Sergey Lavrov: If I remember correctly, Joe Biden said he would definitely raise the human rights issue in his contacts with the Chinese and Russian leaders. As he explained, the entire US state system is built on human rights, on these values, therefore they cannot just ignore these issues. According to this logic, we also have values that underlie our statehood and society. They include adherence to some fairly important principles that our Western colleagues have been violating with their actions.
We are ready to talk. We have no taboo topics. We will discuss anything both parties deem necessary. We will answer the questions of the American party, including on human rights.
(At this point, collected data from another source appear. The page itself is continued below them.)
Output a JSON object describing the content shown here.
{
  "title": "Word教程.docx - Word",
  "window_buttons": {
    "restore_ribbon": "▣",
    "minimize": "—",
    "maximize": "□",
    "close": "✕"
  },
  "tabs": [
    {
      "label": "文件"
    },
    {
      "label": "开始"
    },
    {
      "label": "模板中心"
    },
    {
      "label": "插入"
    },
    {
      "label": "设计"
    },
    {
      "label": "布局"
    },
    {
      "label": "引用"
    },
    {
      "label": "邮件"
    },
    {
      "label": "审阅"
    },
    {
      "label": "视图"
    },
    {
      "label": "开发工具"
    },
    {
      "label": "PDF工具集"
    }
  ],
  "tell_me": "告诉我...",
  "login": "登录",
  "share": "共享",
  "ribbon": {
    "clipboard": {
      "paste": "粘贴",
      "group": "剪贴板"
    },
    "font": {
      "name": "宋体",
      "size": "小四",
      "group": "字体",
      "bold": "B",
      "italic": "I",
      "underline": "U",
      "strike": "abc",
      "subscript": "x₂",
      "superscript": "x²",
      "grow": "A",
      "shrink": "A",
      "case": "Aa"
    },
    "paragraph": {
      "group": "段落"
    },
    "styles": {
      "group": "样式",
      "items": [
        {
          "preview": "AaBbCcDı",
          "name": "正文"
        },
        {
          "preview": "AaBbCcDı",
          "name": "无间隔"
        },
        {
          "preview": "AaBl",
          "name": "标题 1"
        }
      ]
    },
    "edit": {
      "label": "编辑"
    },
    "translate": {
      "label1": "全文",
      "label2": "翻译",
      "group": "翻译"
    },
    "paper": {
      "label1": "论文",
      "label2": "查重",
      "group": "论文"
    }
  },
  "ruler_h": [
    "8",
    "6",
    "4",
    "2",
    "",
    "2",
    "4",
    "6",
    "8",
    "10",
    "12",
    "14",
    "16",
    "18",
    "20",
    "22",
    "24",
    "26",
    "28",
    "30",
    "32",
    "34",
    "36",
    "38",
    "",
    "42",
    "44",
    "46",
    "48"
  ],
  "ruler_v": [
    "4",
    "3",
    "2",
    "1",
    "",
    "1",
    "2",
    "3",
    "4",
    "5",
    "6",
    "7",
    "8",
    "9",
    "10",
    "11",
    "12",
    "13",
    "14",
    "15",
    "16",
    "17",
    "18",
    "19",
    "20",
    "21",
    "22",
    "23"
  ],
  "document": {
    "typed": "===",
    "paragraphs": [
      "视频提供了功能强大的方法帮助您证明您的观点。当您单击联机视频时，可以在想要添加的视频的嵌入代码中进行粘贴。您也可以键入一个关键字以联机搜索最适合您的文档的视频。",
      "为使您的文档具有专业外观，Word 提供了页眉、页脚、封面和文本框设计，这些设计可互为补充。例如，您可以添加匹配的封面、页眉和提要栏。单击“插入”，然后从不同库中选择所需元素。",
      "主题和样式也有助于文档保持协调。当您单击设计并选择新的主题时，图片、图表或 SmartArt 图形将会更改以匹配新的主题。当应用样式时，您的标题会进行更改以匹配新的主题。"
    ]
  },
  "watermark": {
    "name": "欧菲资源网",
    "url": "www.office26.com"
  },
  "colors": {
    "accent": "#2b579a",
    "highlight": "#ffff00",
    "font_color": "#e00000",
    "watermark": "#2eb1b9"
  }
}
Today we agreed with Augusto Santos Silva that any human rights concerns the other party might have should be discussed in an honest and equal manner. It is our shared belief that the UN Human Rights Council is the best format for that. When that body was created, the parties agreed to conduct periodic human rights reviews in each UN member state, on a universal basis. Portugal has gone through several reviews under this procedure, and so has Russia. Based on the results, long lists of recommendations are sent to the relevant party, which is expected to respond within a certain period. This is a normal civilised dialogue.
We are ready to discuss human rights or any other topic to the extent stipulated by universally agreed documents in this or in any other area, but only within the international law framework. We are not going to accept the newly promoted concept of a rules-based international order as a point of reference. As we found out today, it is a highly discriminatory concept that promotes the West as a trendsetter in every sphere, while everyone else should just follow those trends.
We have discussed this in detail and cited specific examples. We are also ready to discuss the problems the United States is struggling with. We are following the prosecution of those charged with orchestrating the January 6 riots. There are other developments and concerns that have to do with human rights, opposition activists and protection of their interests. The Kremlin and the White House press services will report more details about the preparations for the summit and the summit itself.
Question (addressed to Augusto Santos Silva): In your opening remarks, you said there were frictions between NATO and Russia and pointed out the importance of political dialogue in this regard. Can we read this as Portugal supports a resumption of the political and military dialogue between Russia and NATO? The military dialogue was actually completely frozen in 2014.
Sergey Lavrov (adding after Augusto Santos Silva): I would urge everyone to bear in mind all the other rights enshrined in the Universal Declaration of Human Rights, in the International Covenant on Economic, Social and Cultural Rights and in the International Covenant on Civil and Political Rights.
First of all, I would underline a right that has not yet been mentioned today – the right to life. I hope our Western colleagues will remember that life is a person’s most treasured possession, whoever they are and wherever they live. Let us prevent a repetition of the tragedies that occurred in Iraq, Libya, and the former Yugoslavia, where that right was trampled upon by our NATO colleagues in a most brutal and illegal way.
Now about the tie. Russia has not yet chaired the EU, and it never occurred to us to order special ties for the CIS or the CSTO. We will think about it. I am sincerely delighted that Augusto Santos Silva mistakenly (or maybe deliberately) packed his tie from 2007. I would have liked to go back to the atmosphere that existed between Russia and the EU in 2007.